In the phase II MEGAMOST trial, patients with at least one prior treatment were selected based on molecular alterations involved in CDK4/6 and MDM2. The 3-month progression-free survival rate was 41.2%, which was almost doubled—nearly 80%—in the cohort with well-differentiated or dedifferentiated liposarcomas. The median progression-free survival was also significantly higher—8.3 months, with a median overall survival more than doubled—23.0 months, vs 10.7 months for the whole cohort, Dr/ Szkandera noted.
These results were clearly “more advantageous” than those reported for milademetan and for the currently approved options trabectedin and eribulin, in terms of overall response rate, median progression-free survival, and median overall survival, she said. Siremadlin plus ribociclib also proved to be tolerable, with “uncomplicated toxicity management,” underlining the fact that “selecting the right combination of targeted therapies involves a careful choice of agents, dosage, and schedule to prevent overlapping toxicity.”

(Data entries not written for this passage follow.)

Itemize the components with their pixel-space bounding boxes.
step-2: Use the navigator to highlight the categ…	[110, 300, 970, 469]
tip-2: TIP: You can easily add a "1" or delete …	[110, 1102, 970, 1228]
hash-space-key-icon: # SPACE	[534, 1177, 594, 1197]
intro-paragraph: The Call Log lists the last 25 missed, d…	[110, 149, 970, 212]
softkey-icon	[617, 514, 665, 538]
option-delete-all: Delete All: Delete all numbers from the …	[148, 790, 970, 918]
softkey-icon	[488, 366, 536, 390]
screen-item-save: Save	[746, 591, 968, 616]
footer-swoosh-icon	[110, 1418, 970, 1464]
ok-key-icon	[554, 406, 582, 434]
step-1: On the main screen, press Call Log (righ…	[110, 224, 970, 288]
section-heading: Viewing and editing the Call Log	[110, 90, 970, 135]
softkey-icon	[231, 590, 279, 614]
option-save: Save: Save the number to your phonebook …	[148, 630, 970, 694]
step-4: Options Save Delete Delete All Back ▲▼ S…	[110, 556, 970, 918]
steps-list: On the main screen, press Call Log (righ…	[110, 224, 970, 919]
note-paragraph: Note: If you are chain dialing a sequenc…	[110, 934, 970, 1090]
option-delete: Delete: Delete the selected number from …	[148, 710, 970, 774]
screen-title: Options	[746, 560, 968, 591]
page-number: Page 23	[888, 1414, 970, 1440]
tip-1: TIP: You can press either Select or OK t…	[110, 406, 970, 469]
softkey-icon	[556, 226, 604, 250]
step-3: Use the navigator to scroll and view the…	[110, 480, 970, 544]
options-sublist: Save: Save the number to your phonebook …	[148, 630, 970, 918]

DISCLOSURE: Dr. Brahmi reported personal financial relationships with Bayer, Boehringer Ingelheim, Mundipharma, and Deciphera. Dr. Szkandera reported personal financial relationships with PharmaMar, Bayer, Roche, Lilly, Amgen, Merck, and Bristol Myers Squibb.
REFERENCES
1. Brahmi M, Tredan O, Gomez-Roca CA, et al: Siremadlin and ribociclib in patients with advanced well-differentiated/dedifferentiated liposarcomas and other molecularly selected cancers: Final analysis of MEGAMOST ‘Ribociclib/HDM201’ basket study. ESMO Congress 2024. Abstract LBA80. Presented September 13, 2024.
2. Yamamoto N, Tolcher A, Hafez N, et al: Efficacy and safety of the MDM2–p53 antagonist BI 907828 in patients with advanced biliary tract cancer: Data from two phase Ia/Ib dose-escalation/expansion trials. 2023 ASCO Gastrointestinal Cancers Symposium. Abstract 543. Presented January 19, 2023.
3. Chen TW, Sanfilippo R, Jones RL, et al: Efficacy and safety findings from MANTRA: A global, randomized, multicenter, phase III study of the MDM2 inhibitor milademetan vs trabectedin in patients with dedifferentiated liposarcomas. et al: ESMO Asia Congress 2023. Abstract 76MO. Presented December 1, 2023.